A New Methodology to Precisely Induce Wake-Up for Reliability Assessment of Ferroelectric Devices

Studies on ferroelectric (FE) device degradation are performed on 'woken up' devices. The process of waking up a device is typically done by applying a logarithmically increasing number of pulsed, alternating bipolar switching voltage cycles. However, this method has low resolution in precisely achieving the wake-up state, resulting in ambiguity in the current stage of the life cycle of the device. Furthermore, ferroelectric device performance depends heavily on the spatio-temporal distribution of defects in the device stack, which are very different in the wake-up and fatigue phases of the life cycle.
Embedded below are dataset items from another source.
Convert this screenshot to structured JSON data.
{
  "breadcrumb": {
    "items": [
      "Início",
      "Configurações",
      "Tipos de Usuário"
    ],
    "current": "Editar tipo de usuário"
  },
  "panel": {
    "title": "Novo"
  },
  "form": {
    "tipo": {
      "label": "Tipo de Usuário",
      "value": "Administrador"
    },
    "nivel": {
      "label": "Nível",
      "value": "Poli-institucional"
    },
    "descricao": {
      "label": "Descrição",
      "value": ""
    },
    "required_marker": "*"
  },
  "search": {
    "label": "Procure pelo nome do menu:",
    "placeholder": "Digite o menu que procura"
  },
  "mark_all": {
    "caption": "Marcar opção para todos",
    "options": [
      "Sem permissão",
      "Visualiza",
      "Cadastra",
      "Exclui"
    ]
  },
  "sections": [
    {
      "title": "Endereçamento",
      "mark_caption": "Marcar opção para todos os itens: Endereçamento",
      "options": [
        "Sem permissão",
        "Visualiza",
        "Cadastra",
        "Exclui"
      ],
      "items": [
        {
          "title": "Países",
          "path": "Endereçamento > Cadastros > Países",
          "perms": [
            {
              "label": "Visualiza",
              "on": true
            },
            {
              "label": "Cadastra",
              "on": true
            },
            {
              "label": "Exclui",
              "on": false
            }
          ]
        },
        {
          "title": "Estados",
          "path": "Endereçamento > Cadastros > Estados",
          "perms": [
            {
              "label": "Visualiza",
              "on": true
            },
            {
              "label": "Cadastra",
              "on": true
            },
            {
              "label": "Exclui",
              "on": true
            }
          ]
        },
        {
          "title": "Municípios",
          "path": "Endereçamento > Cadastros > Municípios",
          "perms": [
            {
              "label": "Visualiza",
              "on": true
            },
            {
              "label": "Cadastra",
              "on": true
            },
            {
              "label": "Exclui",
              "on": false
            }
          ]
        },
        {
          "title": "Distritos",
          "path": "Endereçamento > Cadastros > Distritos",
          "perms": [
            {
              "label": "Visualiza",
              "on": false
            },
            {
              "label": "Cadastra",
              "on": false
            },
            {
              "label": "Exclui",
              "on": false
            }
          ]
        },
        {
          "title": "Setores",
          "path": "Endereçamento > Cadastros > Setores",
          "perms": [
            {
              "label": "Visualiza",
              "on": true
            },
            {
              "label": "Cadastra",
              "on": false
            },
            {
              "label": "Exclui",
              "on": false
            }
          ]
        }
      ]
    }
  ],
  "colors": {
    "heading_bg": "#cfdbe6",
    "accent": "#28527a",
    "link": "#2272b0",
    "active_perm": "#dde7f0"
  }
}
The standard bipolar pulsed stressing scheme as well as asymmetric device structure further complicate the analysis of the effects of voltage stressing on defect drift and subsequent device degradation. Here, we propose a new stressing methodology leveraging on an alternating stress-sense scheme using CVS/RVS and positive-up-negative-down (PUND) waveforms to better control the extent of wake-up in the device. Wake-up and the associated changes to the spatio-temporal mapping of the charged defect concentrations can be more confidently ascertained using the proposed methodology, thereby enabling better understanding of the reliability physics governing wake-up and fatigue for FE devices in the future for lifetime prediction from accelerated life tests.